University of Antwerp, Faculty of Medicine and Health Sciences, Laboratory of Physiopharmacology, Campus Drie Eiken, Universiteitsplein 1, B-2610, Antwerp, Belgium.
University of Antwerp, Faculty of Medicine and Health Sciences, Laboratory of Physiopharmacology, Campus Drie Eiken, Universiteitsplein 1, B-2610, Antwerp, Belgium; University of Antwerp, Research Group Cardiovascular Diseases, GENCOR, Antwerp, Belgium; Ghent University, Faculty of Medicine and Health Sciences, Department of Internal Medicine, C. Heymanslaan 10, B-9000, Ghent, Belgium; Antwerp University Hospital (UZA), Department of Cardiology, Drie Eikenstraat 655, B-2650, Edegem, Belgium.
Toxicol Lett. 2021 Aug 1;346:23-33. doi: 10.1016/j.toxlet.2021.04.015. Epub 2021 Apr 22.

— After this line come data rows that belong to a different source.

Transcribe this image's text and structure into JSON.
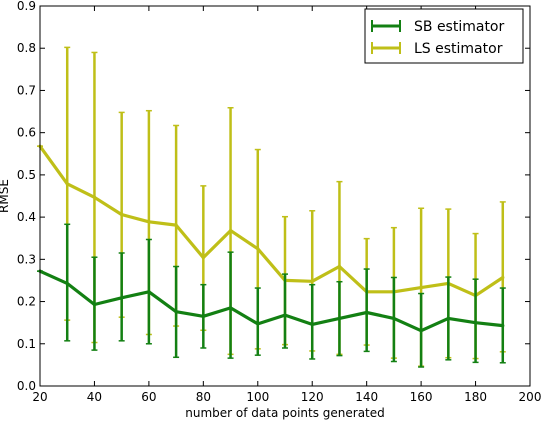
{
  "chart_data": {
    "type": "line",
    "xlabel": "number of data points generated",
    "ylabel": "RMSE",
    "xlim": [
      20,
      200
    ],
    "ylim": [
      0.0,
      0.9
    ],
    "xticks": [
      20,
      40,
      60,
      80,
      100,
      120,
      140,
      160,
      180,
      200
    ],
    "yticks": [
      0.0,
      0.1,
      0.2,
      0.3,
      0.4,
      0.5,
      0.6,
      0.7,
      0.8,
      0.9
    ],
    "xtick_labels": [
      "20",
      "40",
      "60",
      "80",
      "100",
      "120",
      "140",
      "160",
      "180",
      "200"
    ],
    "ytick_labels": [
      "0.0",
      "0.1",
      "0.2",
      "0.3",
      "0.4",
      "0.5",
      "0.6",
      "0.7",
      "0.8",
      "0.9"
    ],
    "grid": false,
    "legend_position": "top-right",
    "x": [
      20,
      30,
      40,
      50,
      60,
      70,
      80,
      90,
      100,
      110,
      120,
      130,
      140,
      150,
      160,
      170,
      180,
      190
    ],
    "series": [
      {
        "name": "SB estimator",
        "color": "#138013",
        "values": [
          0.272,
          0.243,
          0.193,
          0.209,
          0.223,
          0.176,
          0.165,
          0.185,
          0.147,
          0.168,
          0.146,
          0.16,
          0.174,
          0.16,
          0.131,
          0.16,
          0.15,
          0.143
        ],
        "err_low": [
          0.272,
          0.107,
          0.085,
          0.107,
          0.1,
          0.068,
          0.09,
          0.066,
          0.073,
          0.09,
          0.064,
          0.072,
          0.082,
          0.058,
          0.045,
          0.062,
          0.056,
          0.055
        ],
        "err_high": [
          0.272,
          0.383,
          0.305,
          0.315,
          0.347,
          0.283,
          0.24,
          0.317,
          0.232,
          0.265,
          0.24,
          0.247,
          0.277,
          0.257,
          0.219,
          0.258,
          0.253,
          0.232
        ]
      },
      {
        "name": "LS estimator",
        "color": "#bfbf18",
        "values": [
          0.568,
          0.479,
          0.447,
          0.406,
          0.389,
          0.381,
          0.304,
          0.368,
          0.325,
          0.25,
          0.248,
          0.283,
          0.223,
          0.223,
          0.233,
          0.243,
          0.214,
          0.257
        ],
        "err_low": [
          0.568,
          0.156,
          0.103,
          0.163,
          0.122,
          0.142,
          0.132,
          0.075,
          0.088,
          0.098,
          0.083,
          0.075,
          0.097,
          0.066,
          0.047,
          0.067,
          0.065,
          0.081
        ],
        "err_high": [
          0.568,
          0.802,
          0.79,
          0.648,
          0.652,
          0.617,
          0.474,
          0.659,
          0.56,
          0.401,
          0.415,
          0.484,
          0.349,
          0.375,
          0.421,
          0.419,
          0.361,
          0.436
        ]
      }
    ]
  }
}
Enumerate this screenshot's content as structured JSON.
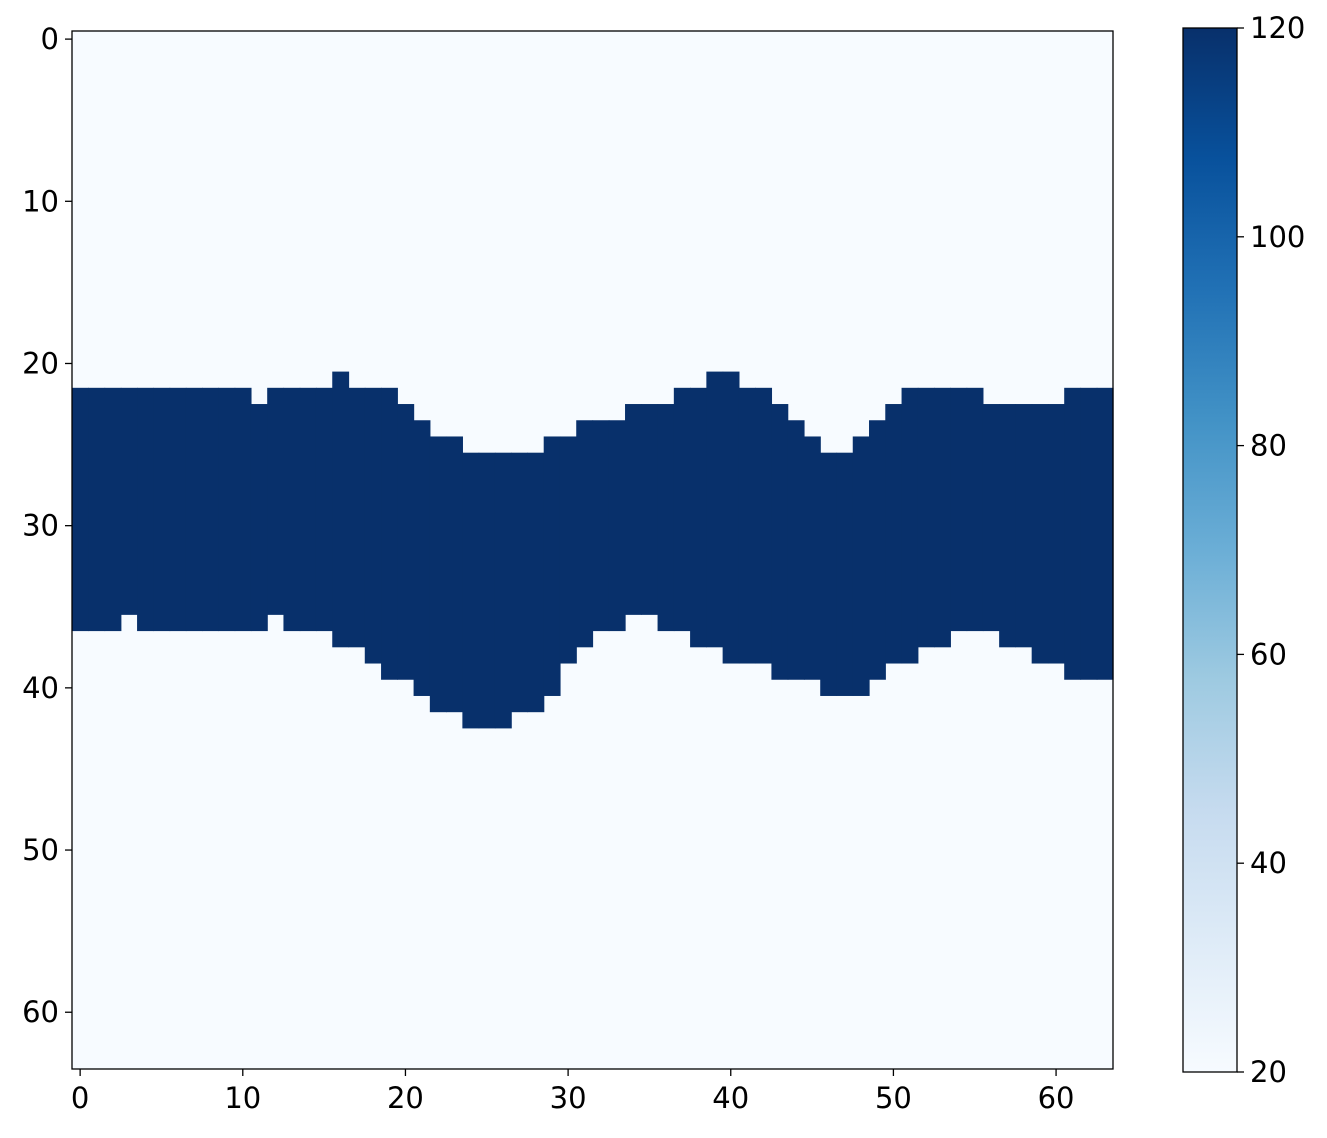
{
  "chart_data": {
    "type": "heatmap",
    "title": "",
    "xlabel": "",
    "ylabel": "",
    "grid_size": [
      64,
      64
    ],
    "xlim": [
      -0.5,
      63.5
    ],
    "ylim": [
      63.5,
      -0.5
    ],
    "x_ticks": [
      0,
      10,
      20,
      30,
      40,
      50,
      60
    ],
    "y_ticks": [
      0,
      10,
      20,
      30,
      40,
      50,
      60
    ],
    "background_value": 20,
    "band_value": 120,
    "band_top_row": [
      22,
      22,
      22,
      22,
      22,
      22,
      22,
      22,
      22,
      22,
      22,
      23,
      22,
      22,
      22,
      22,
      21,
      22,
      22,
      22,
      23,
      24,
      25,
      25,
      26,
      26,
      26,
      26,
      26,
      25,
      25,
      24,
      24,
      24,
      23,
      23,
      23,
      22,
      22,
      21,
      21,
      22,
      22,
      23,
      24,
      25,
      26,
      26,
      25,
      24,
      23,
      22,
      22,
      22,
      22,
      22,
      23,
      23,
      23,
      23,
      23,
      22,
      22,
      22
    ],
    "band_bottom_row": [
      36,
      36,
      36,
      35,
      36,
      36,
      36,
      36,
      36,
      36,
      36,
      36,
      35,
      36,
      36,
      36,
      37,
      37,
      38,
      39,
      39,
      40,
      41,
      41,
      42,
      42,
      42,
      41,
      41,
      40,
      38,
      37,
      36,
      36,
      35,
      35,
      36,
      36,
      37,
      37,
      38,
      38,
      38,
      39,
      39,
      39,
      40,
      40,
      40,
      39,
      38,
      38,
      37,
      37,
      36,
      36,
      36,
      37,
      37,
      38,
      38,
      39,
      39,
      39
    ],
    "colorbar": {
      "colormap": "Blues",
      "min": 20,
      "max": 120,
      "ticks": [
        20,
        40,
        60,
        80,
        100,
        120
      ],
      "colors": [
        "#f7fbff",
        "#deebf7",
        "#c6dbef",
        "#9ecae1",
        "#6baed6",
        "#4292c6",
        "#2171b5",
        "#08519c",
        "#08306b"
      ]
    }
  }
}
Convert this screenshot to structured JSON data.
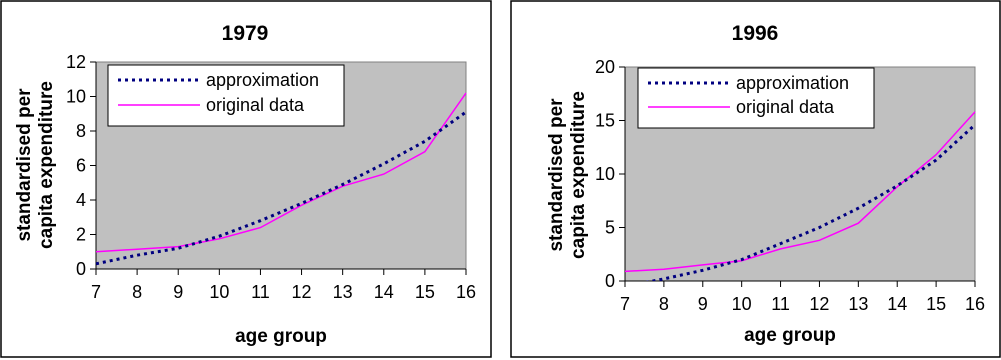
{
  "chart_data": [
    {
      "type": "line",
      "title": "1979",
      "xlabel": "age group",
      "ylabel": "standardised per capita expenditure",
      "ylabel_lines": [
        "standardised per",
        "capita expenditure"
      ],
      "x": [
        7,
        8,
        9,
        10,
        11,
        12,
        13,
        14,
        15,
        16
      ],
      "xlim": [
        7,
        16
      ],
      "ylim": [
        0,
        12
      ],
      "y_ticks": [
        0,
        2,
        4,
        6,
        8,
        10,
        12
      ],
      "grid": false,
      "legend_position": "top-left",
      "series": [
        {
          "name": "approximation",
          "style": "dotted",
          "color": "#000080",
          "values": [
            0.3,
            0.8,
            1.2,
            1.9,
            2.8,
            3.8,
            4.9,
            6.1,
            7.4,
            9.1
          ]
        },
        {
          "name": "original data",
          "style": "solid",
          "color": "#FF00FF",
          "values": [
            1.0,
            1.15,
            1.3,
            1.75,
            2.4,
            3.7,
            4.8,
            5.5,
            6.8,
            10.2
          ]
        }
      ]
    },
    {
      "type": "line",
      "title": "1996",
      "xlabel": "age group",
      "ylabel": "standardised per capita expenditure",
      "ylabel_lines": [
        "standardised per",
        "capita expenditure"
      ],
      "x": [
        7,
        8,
        9,
        10,
        11,
        12,
        13,
        14,
        15,
        16
      ],
      "xlim": [
        7,
        16
      ],
      "ylim": [
        0,
        20
      ],
      "y_ticks": [
        0,
        5,
        10,
        15,
        20
      ],
      "grid": false,
      "legend_position": "top-left",
      "series": [
        {
          "name": "approximation",
          "style": "dotted",
          "color": "#000080",
          "values": [
            -0.5,
            0.2,
            1.0,
            2.0,
            3.5,
            5.0,
            6.8,
            8.9,
            11.3,
            14.6
          ]
        },
        {
          "name": "original data",
          "style": "solid",
          "color": "#FF00FF",
          "values": [
            0.9,
            1.1,
            1.5,
            1.9,
            3.0,
            3.8,
            5.4,
            8.8,
            11.8,
            15.8
          ]
        }
      ]
    }
  ]
}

Arterial stiffness is an important predictor of cardiovascular risk. Clinical studies have demonstrated that arterial stiffness increases in cancer patients treated with the chemotherapeutic doxorubicin (DOX). However, the mechanisms of DOX-induced arterial stiffness remain largely unknown. This study aimed to evaluate artery stiffening in DOX-treated mice using in vivo and ex vivo techniques. Male C57BL/6J mice were treated for 2 weeks with 2 mg/kg (low dose) or 4 mg/kg (high dose) of DOX weekly. Arterial stiffness was assessed in vivo with ultrasound imaging (abdominal aorta pulse wave velocity (aaPWV)) and applanation tonometry (carotid-femoral PWV) combined with ex vivo vascular stiffness and reactivity evaluation. The high dose increased aaPWV, while cfPWV did not reach statistical significance. Phenylephrine (PE)-contracted aortic segments showed a higher Peterson's modulus (Ep) in the high dose group, while Ep did not differ when vascular smooth muscle cells (VSMCs) were relaxed by a NO donor (DEANO). In addition, aortic rings of DOX-treated mice showed increased PE contraction, decreased basal nitric oxide (NO) index and impaired acetylcholine-induced endothelium-dependent relaxation. DOX treatment contributed to endothelial cell loss and reduced endothelial nitric oxide synthase (eNOS) expression in the aorta. In conclusion, we have replicated DOX-induced arterial stiffness in a murine model and this aortic stiffness is driven by impaired endothelial function, contributing to increased vascular tone.
动脉僵硬度是心血管风险的一个重要预测指标。临床研究表明,接受化疗药物阿霉素(DOX)治疗的癌症患者的动脉僵硬度增加。然而,DOX 诱导的动脉僵硬度的机制在很大程度上仍然未知。本研究旨在使用体内和离体技术评估 DOX 处理的小鼠的动脉僵硬度。雄性 C57BL/6J 小鼠每周用 2 毫克/千克(低剂量)或 4 毫克/千克(高剂量)的 DOX 处理 2 周。通过超声成像(腹主动脉脉搏波速度(aaPWV))和平板测压法(颈动脉-股动脉 PWV)结合离体血管僵硬度和反应性评估来评估动脉僵硬度。高剂量组增加了 aaPWV,而 cfPWV 没有达到统计学意义。在高剂量组中,苯肾上腺素(PE)收缩的主动脉段显示出更高的彼得森模量(Ep),而当血管平滑肌细胞(VSMCs)被一氧化氮供体(DEANO)松弛时,Ep 没有差异。此外,DOX 处理的小鼠的主动脉环显示出增强的 PE 收缩、降低的基础一氧化氮(NO)指数和受损的乙酰胆碱诱导的内皮依赖性舒张。DOX 处理导致内皮细胞丢失和主动脉内皮型一氧化氮合酶(eNOS)表达减少。总之,我们在小鼠模型中复制了 DOX 诱导的动脉僵硬度,这种主动脉僵硬度是由受损的内皮功能驱动的,导致血管张力增加。